Nestas festas as pessoas se divertiam e chegavam ao exagero da embriaguez! Mas ninguém se culpava por isso, pois este era o espírito desta festa.

Há quem diga que o Carnaval de hoje em dia tem suas raízes nestas festas antigas. Assim, a Igreja Católica, quando nasceu, já encontrou entre os homens estes tipos de comemorações.

Obviamente os cristãos diziam não aos exageros, tanto de bebidas, quanto de algazarras e libertinagem sexual. Para o cristão a verdadeira festa era a celebração da Vida de Jesus, e não momentos passageiros de euforia.

A palavra carnaval parece ter origem cristã e significa adeus carne, ou seja, a festa do Carnaval acontecia sempre antes do inicio da Quaresma, momento onde era proibido comer carne.

Assim, antes de começar o jejum, as pessoas aproveitavam para saciar a vontade seus apetites. Daí por que falamos que a terça-feira de carnaval é a terça-feira gorda!

Hoje em dia os cristãos certamente brincam carnaval! Existem até os chamados carnaval com Jesus pelas comunidades do Brasil. O que a Igreja ensina, exorta e pede com insistência: cuidado com os exageros!

Tudo o que é demais prejudica.
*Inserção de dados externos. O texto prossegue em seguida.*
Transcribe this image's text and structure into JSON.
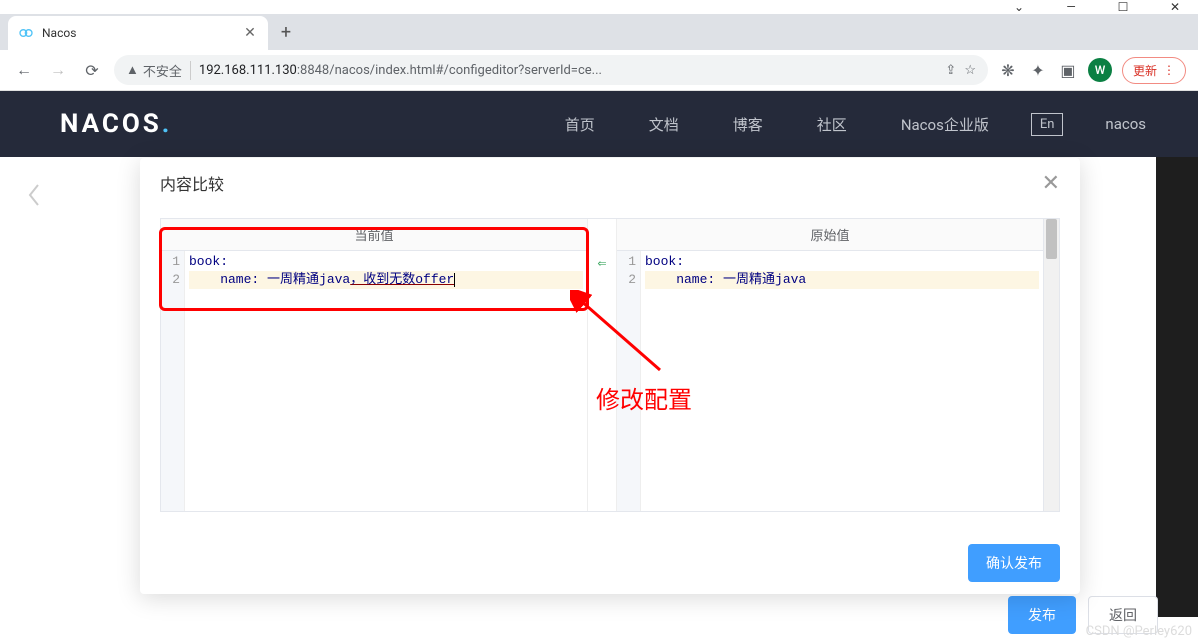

Ninguém deve ser proibido de pular carnaval, mas quando existe excessos de bebidas, drogas, libertinagem sexual existem o perigo e a imprudência que podem transformar a alegria em tragédia.

Toda a alegria é bem-vinda, embora devam ser respeitados os que preferem utilizar esse momento para os ritos de recolhimento ou introspecção.
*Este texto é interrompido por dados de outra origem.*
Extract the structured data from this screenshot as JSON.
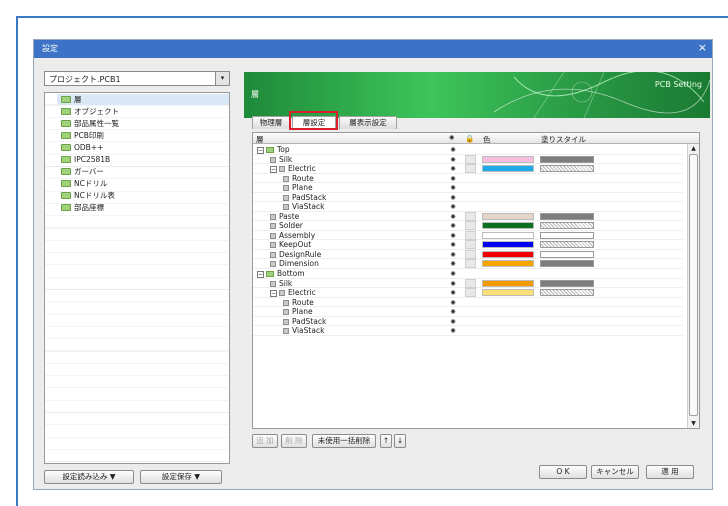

Rompida a alvorada da quarta-feira de cinzas, os cordões do Carnaval, irão, com justiça e razão, continuar reivindicando a construção de avenidas mais amplas e generosas, por onde passará um país mais digno e mais próximo daquele que os brasileiros merecem.

Concordamos com os que pensam que o Carnaval é um evento mais complexo do que parece. Acreditamos que sua diversidade e sua irreverência tantas vezes crítica não entorpecem, não iludem -pelo contrário, iluminam, revelam e expõem fantasias que não amortecem, mas desafiam a realidade.

Esteja você onde estiver, bom Carnaval! E que depois dele possamos nos reencontrar com a nossa realidade mais alegres, mais solidários, mais dispostos a ousar e a sonhar. Porque disso também é feito um país: de solidariedade, de ousadia e de sonho.